‘Give us this day, our daily bread’

Published 1:24 am Wednesday, November 25, 2015

Baptists, Presbyterians and Episcopalians joined the Methodists to form a community choir. Michele Gerlach/Star-News

Baptists, Presbyterians and Episcopalians joined the Methodists to form a community choir.
Michele Gerlach/Star-News

Thanksgiving message: Focus on blessings can be antidote to worry

Approximately 75 people attended a Community Thanksgiving Service sponsored by the Andalusia Area Ministerial Association and hosted by First United Methodist Church Tuesday night.

The event featured a combined community choir of more than 40 voices, and nine ministers, and concluded with a reception in the church hall.

The Rev. Dr. Cindy Howard, rector of St. Mary’s Episcopal Church, preached the sermon, based on Matthew 6:25-33, which admonishes the reader not to worry.

“I confess, I am a worrier,” Howard said, adding that she worries about all kinds of things.

“The gospel is very clear about worry,” she said. “Jesus is very clear about worry. Jesus said, ‘I tell you, do no worry about your life.’

Howard said those who worry might like to ask Jesus some questions about that.

“The first question might be, ‘Jesus, why don’t we need to worry? Frankly, I’ve got a lot to worry about.’

“The gospel tells us we can trust God. He takes care of birds and clothes the flowers. He loves and cares for everything God has created. He loves and provides for us. We do not need to worry.

“Our brothers and sisters in other religious traditions have concluded the same thing,” she said, quoting Mahatma Gandhi, who said, “There is nothing that wastes the body like worry, and one who has any faith in God should be ashamed to worry about anything whatsoever.”


Another question, she said, might be how someone could cultivate that kind of trust in God.

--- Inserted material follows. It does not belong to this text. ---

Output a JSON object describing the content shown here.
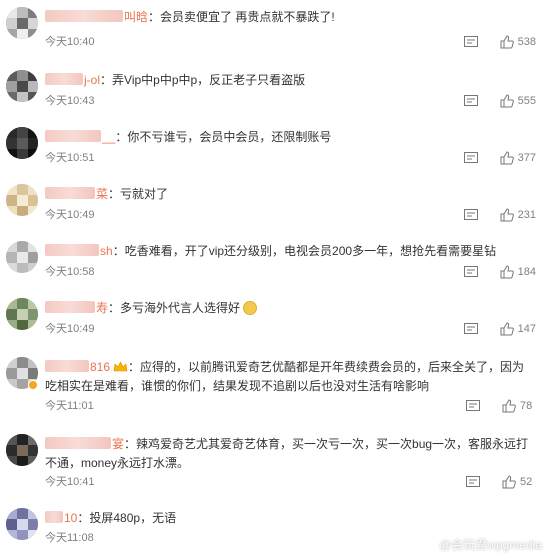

“Jesus answered that in our gospel reading, too,” she said. “Strive first for the kingdom of God and his righteousness, and all these things will be given to you as well.”

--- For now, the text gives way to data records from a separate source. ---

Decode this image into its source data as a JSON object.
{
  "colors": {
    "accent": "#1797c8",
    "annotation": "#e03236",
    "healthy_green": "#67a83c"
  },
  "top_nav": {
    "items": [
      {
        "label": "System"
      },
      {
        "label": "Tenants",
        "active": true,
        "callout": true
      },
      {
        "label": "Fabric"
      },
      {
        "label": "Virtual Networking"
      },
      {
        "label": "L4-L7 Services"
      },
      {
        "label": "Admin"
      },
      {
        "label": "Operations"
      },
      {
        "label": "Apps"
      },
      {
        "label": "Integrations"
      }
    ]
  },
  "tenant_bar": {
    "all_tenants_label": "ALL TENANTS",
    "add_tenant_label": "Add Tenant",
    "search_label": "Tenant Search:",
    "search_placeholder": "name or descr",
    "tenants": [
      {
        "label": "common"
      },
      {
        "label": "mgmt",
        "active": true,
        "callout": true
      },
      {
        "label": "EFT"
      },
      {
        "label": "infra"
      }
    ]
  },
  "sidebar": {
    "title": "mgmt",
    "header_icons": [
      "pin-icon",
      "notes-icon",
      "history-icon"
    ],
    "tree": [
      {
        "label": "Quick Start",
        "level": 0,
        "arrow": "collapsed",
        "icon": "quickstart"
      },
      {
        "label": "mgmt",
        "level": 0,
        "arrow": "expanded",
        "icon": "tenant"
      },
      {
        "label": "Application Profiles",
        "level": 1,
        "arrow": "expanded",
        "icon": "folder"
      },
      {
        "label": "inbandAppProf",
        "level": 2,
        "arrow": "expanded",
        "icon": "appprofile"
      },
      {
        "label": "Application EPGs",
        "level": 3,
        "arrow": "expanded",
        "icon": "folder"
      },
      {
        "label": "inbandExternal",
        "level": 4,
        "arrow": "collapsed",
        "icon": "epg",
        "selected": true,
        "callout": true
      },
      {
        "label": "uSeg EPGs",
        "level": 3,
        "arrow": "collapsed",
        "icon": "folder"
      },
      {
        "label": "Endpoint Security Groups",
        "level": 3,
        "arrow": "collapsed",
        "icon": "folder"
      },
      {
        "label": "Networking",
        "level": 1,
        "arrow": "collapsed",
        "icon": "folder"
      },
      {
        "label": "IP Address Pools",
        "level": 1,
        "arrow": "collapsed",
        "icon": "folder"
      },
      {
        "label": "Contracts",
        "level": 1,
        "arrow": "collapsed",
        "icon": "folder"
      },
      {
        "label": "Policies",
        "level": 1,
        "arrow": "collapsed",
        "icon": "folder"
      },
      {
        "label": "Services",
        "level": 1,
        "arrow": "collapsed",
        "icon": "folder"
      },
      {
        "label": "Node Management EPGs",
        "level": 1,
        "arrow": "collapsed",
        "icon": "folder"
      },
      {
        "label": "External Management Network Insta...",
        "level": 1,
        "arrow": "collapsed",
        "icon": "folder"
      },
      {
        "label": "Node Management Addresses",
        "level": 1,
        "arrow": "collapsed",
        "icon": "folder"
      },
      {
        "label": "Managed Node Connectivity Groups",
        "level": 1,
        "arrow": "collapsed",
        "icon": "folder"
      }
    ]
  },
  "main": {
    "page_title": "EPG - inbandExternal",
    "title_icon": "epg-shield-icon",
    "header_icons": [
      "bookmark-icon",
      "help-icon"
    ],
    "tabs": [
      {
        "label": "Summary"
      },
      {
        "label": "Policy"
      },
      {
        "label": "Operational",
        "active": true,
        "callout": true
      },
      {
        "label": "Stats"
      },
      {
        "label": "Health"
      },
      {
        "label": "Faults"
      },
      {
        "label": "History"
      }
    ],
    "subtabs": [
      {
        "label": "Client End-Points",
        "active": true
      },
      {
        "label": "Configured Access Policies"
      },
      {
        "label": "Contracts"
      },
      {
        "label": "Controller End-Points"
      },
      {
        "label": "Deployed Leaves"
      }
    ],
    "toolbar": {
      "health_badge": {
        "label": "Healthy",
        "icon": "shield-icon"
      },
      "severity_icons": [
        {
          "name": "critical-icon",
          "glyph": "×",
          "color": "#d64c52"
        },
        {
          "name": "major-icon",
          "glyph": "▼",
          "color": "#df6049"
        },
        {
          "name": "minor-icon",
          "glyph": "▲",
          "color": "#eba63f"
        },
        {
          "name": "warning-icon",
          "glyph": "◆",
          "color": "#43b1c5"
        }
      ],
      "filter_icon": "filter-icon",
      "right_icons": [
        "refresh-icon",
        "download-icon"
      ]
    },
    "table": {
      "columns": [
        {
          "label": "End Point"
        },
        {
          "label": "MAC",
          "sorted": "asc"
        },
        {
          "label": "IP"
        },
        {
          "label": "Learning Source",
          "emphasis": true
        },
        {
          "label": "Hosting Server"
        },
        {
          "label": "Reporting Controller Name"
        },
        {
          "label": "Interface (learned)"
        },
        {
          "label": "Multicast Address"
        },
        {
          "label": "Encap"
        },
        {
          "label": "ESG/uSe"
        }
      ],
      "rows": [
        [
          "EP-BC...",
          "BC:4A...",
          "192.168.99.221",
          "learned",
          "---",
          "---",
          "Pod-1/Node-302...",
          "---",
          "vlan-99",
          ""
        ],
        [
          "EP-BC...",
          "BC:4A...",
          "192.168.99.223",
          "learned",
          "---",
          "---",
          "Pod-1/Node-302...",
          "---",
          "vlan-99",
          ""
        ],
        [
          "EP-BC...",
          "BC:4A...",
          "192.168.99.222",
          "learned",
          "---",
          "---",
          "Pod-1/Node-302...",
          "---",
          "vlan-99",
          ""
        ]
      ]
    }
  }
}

Howard said one of the most powerful tools for working with God in the world is the use of the Lord’s Prayer.

“The more I pay it consciously, the more I think it is not only a model for how we should pray, but model for how we should live, as well,” she said. “It can shape our lives, and our community. It can help us cultivate trust in God, and let go of our anxiety and worry.”

Breaking down the lines of the prayer, she said, “Give us this day, our daily bread. We can trust God because we know that God provides. We are blessed to have what we need, and this can be a check on our greed. “This can be the antidote for our worry about always getting more. It is a way to learn to share with those who do not have enough.

“It is strange the holiday on which we thank God for our blessings, many people can’t wait to get to the local store to start buying more things before Thanksgiving is really over.”

“As we come to Thanksgiving, we should take this prayer to our heart,” she said.

Other ministers participating in the service were the Rev. Derwood Cleland, Harmony Baptist Church; the Rev. Leroy Cole, Covington Baptist Association; the Rev. Lee Crowder, Pleasant Hill Baptist Church; the Rev. Ed Ganus, Philadelphia Baptist Church; the Rev. Dr. Clyde Northrop, Salem Baptist Church; the Rev. Reginald Scott, jail ministry, Covington Baptist Association; the Rev. Dr. Jason Thrower, First United Methodist; and the Rev. Graham Tucker, law enforcement chaplain.